Solution: When you think about business communication, there's a huge gap between face-to-face communication, which involves travel and a lot of wasted time and energy, and sending an email. Being able to quickly and easily join a high-fidelity video conference that closely mirrors the face-to-face experience makes our conversations and work together more productive.

The Meeting Owl is a complete upgrade to the telephone conference call. Not only is it a cheaper alternative to meeting people in person, but it’s also a great alternative to too much email. 

Ogilvy is a massive international agency, and the need to travel placed an enormous tax on the value we could derive from our unified company culture. The tax of transportation, particularly if you wanted to have a meeting with multiple people across different countries, was enormous. The Meeting Owl struck me as the perfect way for us to hold hybrid meetings without excluding anyone due to their location.

Other applications for the Meeting Owl keep popping up. Podcasts are a particularly great use case if you want to include a video element of your host and your guests speaking face-to-face. But even if you don't, here you have this very, very good piece of video recording equipment, which is plugged into a laptop as though it were a simple webcam.

It’s essentially an AI cameraman who dynamically shifts to focus on whoever happens to be talking at the time, which makes video material much more watchable for the viewer. Our colleagues in market research have found it to be a brilliant way of unobtrusively recording research groups gathered around a table or in a circle to discuss different companies and products. 

There's no weird software required, and there are no strange remote controls that go missing. Everything is achieved with only a Meeting Owl, a power cord, a USB connection to your computer, and that's it. The genius of the Meeting Owl resides entirely within the device, which makes it easy and pleasant to use.

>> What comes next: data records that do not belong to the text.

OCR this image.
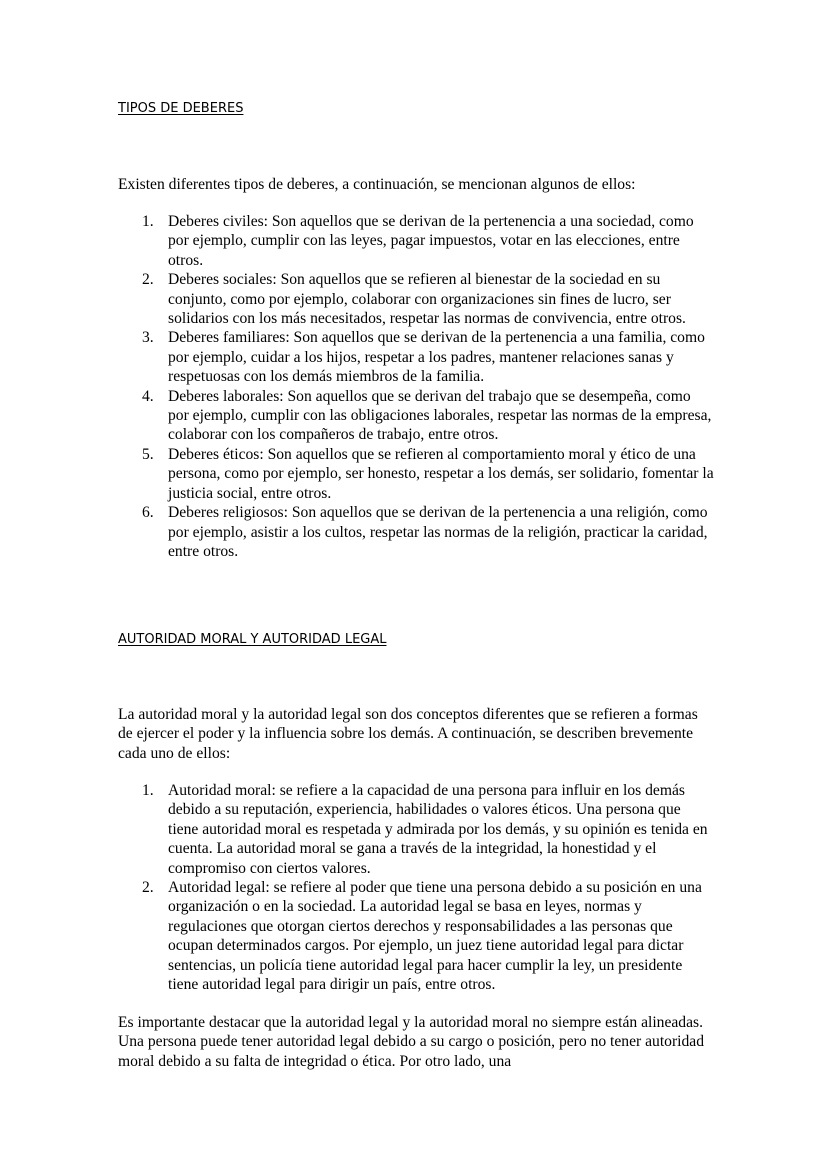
TIPOS DE DEBERES

Existen diferentes tipos de deberes, a continuación, se mencionan algunos de ellos:

1. Deberes civiles: Son aquellos que se derivan de la pertenencia a una sociedad, como por ejemplo, cumplir con las leyes, pagar impuestos, votar en las elecciones, entre otros.
2. Deberes sociales: Son aquellos que se refieren al bienestar de la sociedad en su conjunto, como por ejemplo, colaborar con organizaciones sin fines de lucro, ser solidarios con los más necesitados, respetar las normas de convivencia, entre otros.
3. Deberes familiares: Son aquellos que se derivan de la pertenencia a una familia, como por ejemplo, cuidar a los hijos, respetar a los padres, mantener relaciones sanas y respetuosas con los demás miembros de la familia.
4. Deberes laborales: Son aquellos que se derivan del trabajo que se desempeña, como por ejemplo, cumplir con las obligaciones laborales, respetar las normas de la empresa, colaborar con los compañeros de trabajo, entre otros.
5. Deberes éticos: Son aquellos que se refieren al comportamiento moral y ético de una persona, como por ejemplo, ser honesto, respetar a los demás, ser solidario, fomentar la justicia social, entre otros.
6. Deberes religiosos: Son aquellos que se derivan de la pertenencia a una religión, como por ejemplo, asistir a los cultos, respetar las normas de la religión, practicar la caridad, entre otros.
AUTORIDAD MORAL Y AUTORIDAD LEGAL

La autoridad moral y la autoridad legal son dos conceptos diferentes que se refieren a formas de ejercer el poder y la influencia sobre los demás. A continuación, se describen brevemente cada uno de ellos:

1. Autoridad moral: se refiere a la capacidad de una persona para influir en los demás debido a su reputación, experiencia, habilidades o valores éticos. Una persona que tiene autoridad moral es respetada y admirada por los demás, y su opinión es tenida en cuenta. La autoridad moral se gana a través de la integridad, la honestidad y el compromiso con ciertos valores.
2. Autoridad legal: se refiere al poder que tiene una persona debido a su posición en una organización o en la sociedad. La autoridad legal se basa en leyes, normas y regulaciones que otorgan ciertos derechos y responsabilidades a las personas que ocupan determinados cargos. Por ejemplo, un juez tiene autoridad legal para dictar sentencias, un policía tiene autoridad legal para hacer cumplir la ley, un presidente tiene autoridad legal para dirigir un país, entre otros.

Es importante destacar que la autoridad legal y la autoridad moral no siempre están alineadas. Una persona puede tener autoridad legal debido a su cargo o posición, pero no tener autoridad moral debido a su falta de integridad o ética. Por otro lado, una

Benefits: I like the Meeting Owl because it helped vindicate my enthusiasm for behavioural science. When I first saw it, I immediately knew that there was something about sitting in a circle that created a magical property in human interaction, and this was the first meeting technology I'd seen that didn't disrupt this.

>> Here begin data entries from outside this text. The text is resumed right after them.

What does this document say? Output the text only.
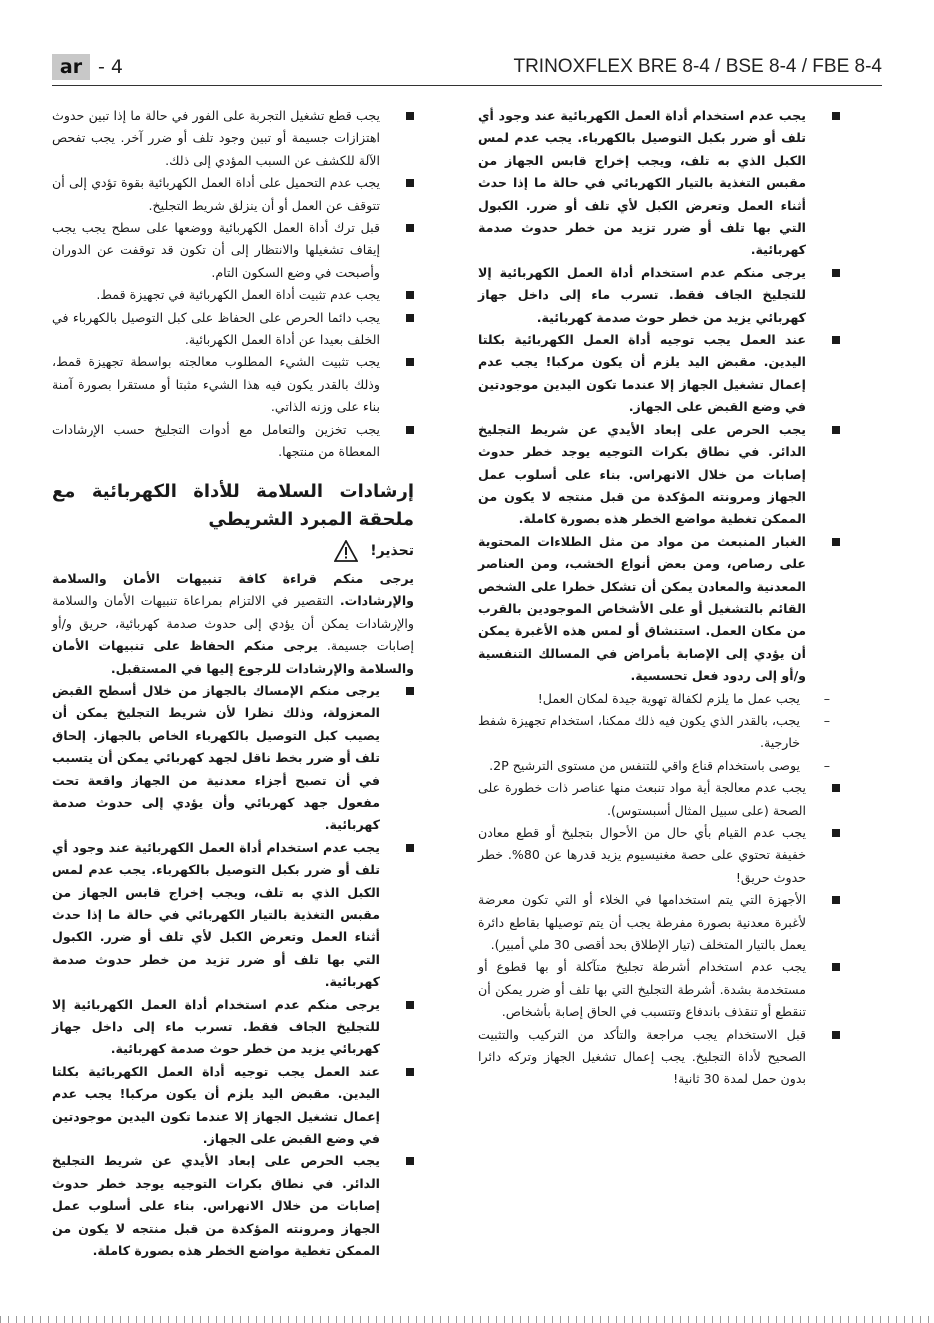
ar - 4	TRINOXFLEX BRE 8-4 / BSE 8-4 / FBE 8-4
يجب عدم استخدام أداة العمل الكهربائية عند وجود أي تلف أو ضرر بكبل التوصيل بالكهرباء. يجب عدم لمس الكبل الذي به تلف، ويجب إخراج قابس الجهاز من مقبس التغذية بالتيار الكهربائي في حالة ما إذا حدث أثناء العمل وتعرض الكبل لأي تلف أو ضرر. الكبول التي بها تلف أو ضرر تزيد من خطر حدوث صدمة كهربائية.
يرجى منكم عدم استخدام أداة العمل الكهربائية إلا للتجليخ الجاف فقط. تسرب ماء إلى داخل جهاز كهربائي يزيد من خطر حوث صدمة كهربائية.
عند العمل يجب توجيه أداة العمل الكهربائية بكلتا اليدين. مقبض اليد يلزم أن يكون مركبا! يجب عدم إعمال تشغيل الجهاز إلا عندما تكون اليدين موجودتين في وضع القبض على الجهاز.
يجب الحرص على إبعاد الأيدي عن شريط التجليخ الدائر. في نطاق بكرات التوجيه يوجد خطر حدوث إصابات من خلال الانهراس. بناء على أسلوب عمل الجهاز ومرونته المؤكدة من قبل منتجه لا يكون من الممكن تغطية مواضع الخطر هذه بصورة كاملة.
الغبار المنبعث من مواد من مثل الطلاءات المحتوية على رصاص، ومن بعض أنواع الخشب، ومن العناصر المعدنية والمعادن يمكن أن تشكل خطرا على الشخص القائم بالتشغيل أو على الأشخاص الموجودين بالقرب من مكان العمل. استنشاق أو لمس هذه الأغبرة يمكن أن يؤدي إلى الإصابة بأمراض في المسالك التنفسية و/أو إلى ردود فعل تحسسية.
–
يجب عمل ما يلزم لكفالة تهوية جيدة لمكان العمل!
–
يجب، بالقدر الذي يكون فيه ذلك ممكنا، استخدام تجهيزة شفط خارجية.
–
يوصى باستخدام قناع واقي للتنفس من مستوى الترشيح 2P.
يجب عدم معالجة أية مواد تنبعث منها عناصر ذات خطورة على الصحة (على سبيل المثال أسبستوس).
يجب عدم القيام بأي حال من الأحوال بتجليخ أو قطع معادن خفيفة تحتوي على حصة مغنيسيوم يزيد قدرها عن 80%. خطر حدوث حريق!
الأجهزة التي يتم استخدامها في الخلاء أو التي تكون معرضة لأغبرة معدنية بصورة مفرطة يجب أن يتم توصيلها بقاطع دائرة يعمل بالتيار المتخلف (تيار الإطلاق بحد أقصى 30 ملي أمبير).
يجب عدم استخدام أشرطة تجليخ متآكلة أو بها قطوع أو مستخدمة بشدة. أشرطة التجليخ التي بها تلف أو ضرر يمكن أن تنقطع أو تنقذف باندفاع وتتسبب في الحاق إصابة بأشخاص.
قبل الاستخدام يجب مراجعة والتأكد من التركيب والتثبيت الصحيح لأداة التجليخ. يجب إعمال تشغيل الجهاز وتركه دائرا بدون حمل لمدة 30 ثانية!
يجب قطع تشغيل التجربة على الفور في حالة ما إذا تبين حدوث اهتزازات جسيمة أو تبين وجود تلف أو ضرر آخر. يجب تفحص الآلة للكشف عن السبب المؤدي إلى ذلك.
يجب عدم التحميل على أداة العمل الكهربائية بقوة تؤدي إلى أن تتوقف عن العمل أو أن ينزلق شريط التجليخ.
قبل ترك أداة العمل الكهربائية ووضعها على سطح يجب يجب إيقاف تشغيلها والانتظار إلى أن تكون قد توقفت عن الدوران وأصبحت في وضع السكون التام.
يجب عدم تثبيت أداة العمل الكهربائية في تجهيزة قمط.
يجب دائما الحرص على الحفاظ على كبل التوصيل بالكهرباء في الخلف بعيدا عن أداة العمل الكهربائية.
يجب تثبيت الشيء المطلوب معالجته بواسطة تجهيزة قمط، وذلك بالقدر يكون فيه هذا الشيء مثبتا أو مستقرا بصورة آمنة بناء على وزنه الذاتي.
يجب تخزين والتعامل مع أدوات التجليخ حسب الإرشادات المعطاة من منتجها.
إرشادات السلامة للأداة الكهربائية مع ملحقة المبرد الشريطي
تحذير!

يرجى منكم قراءة كافة تنبيهات الأمان والسلامة والإرشادات. التقصير في الالتزام بمراعاة تنبيهات الأمان والسلامة والإرشادات يمكن أن يؤدي إلى حدوث صدمة كهربائية، حريق و/أو إصابات جسيمة. يرجى منكم الحفاظ على تنبيهات الأمان والسلامة والإرشادات للرجوع إليها في المستقبل.

يرجى منكم الإمساك بالجهاز من خلال أسطح القبض المعزولة، وذلك نظرا لأن شريط التجليخ يمكن أن يصيب كبل التوصيل بالكهرباء الخاص بالجهاز. إلحاق تلف أو ضرر بخط ناقل لجهد كهربائي يمكن أن يتسبب في أن تصبح أجزاء معدنية من الجهاز واقعة تحت مفعول جهد كهربائي وأن يؤدي إلى حدوث صدمة كهربائية.
يجب عدم استخدام أداة العمل الكهربائية عند وجود أي تلف أو ضرر بكبل التوصيل بالكهرباء. يجب عدم لمس الكبل الذي به تلف، ويجب إخراج قابس الجهاز من مقبس التغذية بالتيار الكهربائي في حالة ما إذا حدث أثناء العمل وتعرض الكبل لأي تلف أو ضرر. الكبول التي بها تلف أو ضرر تزيد من خطر حدوث صدمة كهربائية.
يرجى منكم عدم استخدام أداة العمل الكهربائية إلا للتجليخ الجاف فقط. تسرب ماء إلى داخل جهاز كهربائي يزيد من خطر حوث صدمة كهربائية.
عند العمل يجب توجيه أداة العمل الكهربائية بكلتا اليدين. مقبض اليد يلزم أن يكون مركبا! يجب عدم إعمال تشغيل الجهاز إلا عندما تكون اليدين موجودتين في وضع القبض على الجهاز.
يجب الحرص على إبعاد الأيدي عن شريط التجليخ الدائر. في نطاق بكرات التوجيه يوجد خطر حدوث إصابات من خلال الانهراس. بناء على أسلوب عمل الجهاز ومرونته المؤكدة من قبل منتجه لا يكون من الممكن تغطية مواضع الخطر هذه بصورة كاملة.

The Meeting Owl makes our meetings more democratic so people feel freer to speak. There's less hierarchy involved, because you don't have the usual head of the table leading the meeting. There’s less time involved in planning the meeting because we don’t need to worry about conference room size or a shortage of seating. There’s also more flexibility to schedule multiple meetings without worrying about meeting space or travel costs so you can have a proper brainstorm before scheduling a kickoff meeting, for example, instead of trying to cram everything into a single meeting and preventing people from thinking creatively.

After speaking to Jason Calacanis, the host of the This Week in Startups podcast, about the Meeting Owl, I experienced for the first time something that I’ve experienced many times since then: 

Once you meet somebody else who's a Meeting Owl enthusiast, you immediately share an affinity for it that’s almost cult-like. There are certain books and musicians people bond over, but there aren’t that many types of tech people bond over and love. Apple is an obvious outlier on this, and the Meeting Owl is arguably one of those pieces of tech.

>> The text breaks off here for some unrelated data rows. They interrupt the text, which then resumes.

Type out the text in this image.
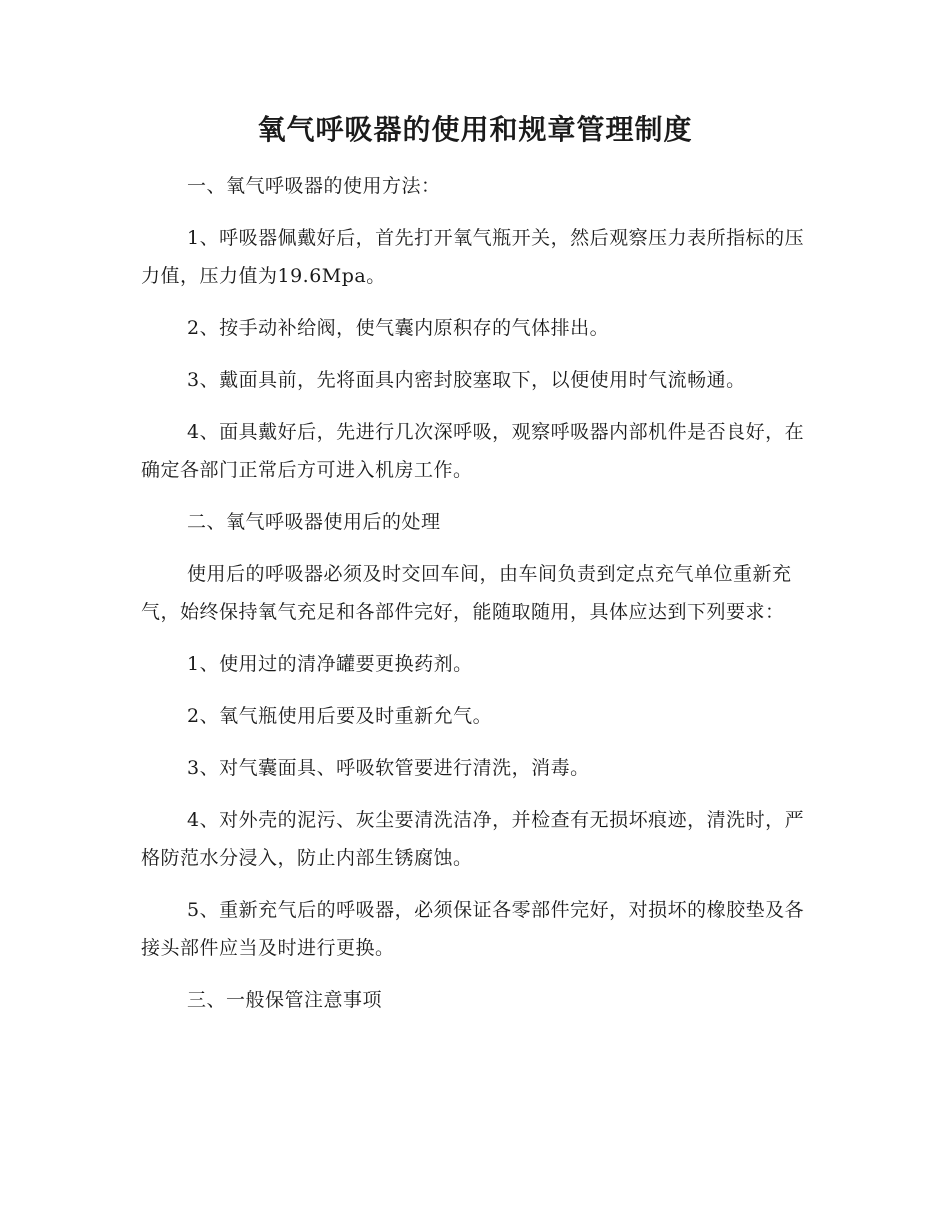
氧气呼吸器的使用和规章管理制度

一、氧气呼吸器的使用方法：

1、呼吸器佩戴好后，首先打开氧气瓶开关，然后观察压力表所指标的压力值，压力值为19.6Mpa。

2、按手动补给阀，使气囊内原积存的气体排出。

3、戴面具前，先将面具内密封胶塞取下，以便使用时气流畅通。

4、面具戴好后，先进行几次深呼吸，观察呼吸器内部机件是否良好，在确定各部门正常后方可进入机房工作。

二、氧气呼吸器使用后的处理

使用后的呼吸器必须及时交回车间，由车间负责到定点充气单位重新充气，始终保持氧气充足和各部件完好，能随取随用，具体应达到下列要求：

1、使用过的清净罐要更换药剂。

2、氧气瓶使用后要及时重新允气。

3、对气囊面具、呼吸软管要进行清洗，消毒。

4、对外壳的泥污、灰尘要清洗洁净，并检查有无损坏痕迹，清洗时，严格防范水分浸入，防止内部生锈腐蚀。

5、重新充气后的呼吸器，必须保证各零部件完好，对损坏的橡胶垫及各接头部件应当及时进行更换。

三、一般保管注意事项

Hybrid meetings are going to become the new normal for the future of work — partly because they’re necessary, and partly because of the enormous benefits they present. First of all, you can get people from a wider range of business disciplines in attendance. Meetings are much, much less restricted by geography, function, and seniority. You don't need to freeze the junior people out of important meetings because there isn’t room for them in the meeting room, and even though more senior people may be in Amsterdam, they can still join the meetings where it counts without sacrificing an entire day of their time. 

When we acknowledged that meetings with the Meeting Owl were not only just as good, but that they're arguably vastly better in terms of the range of people who could attend and contribute, our ability to work well across our team and our organization was completely transformed.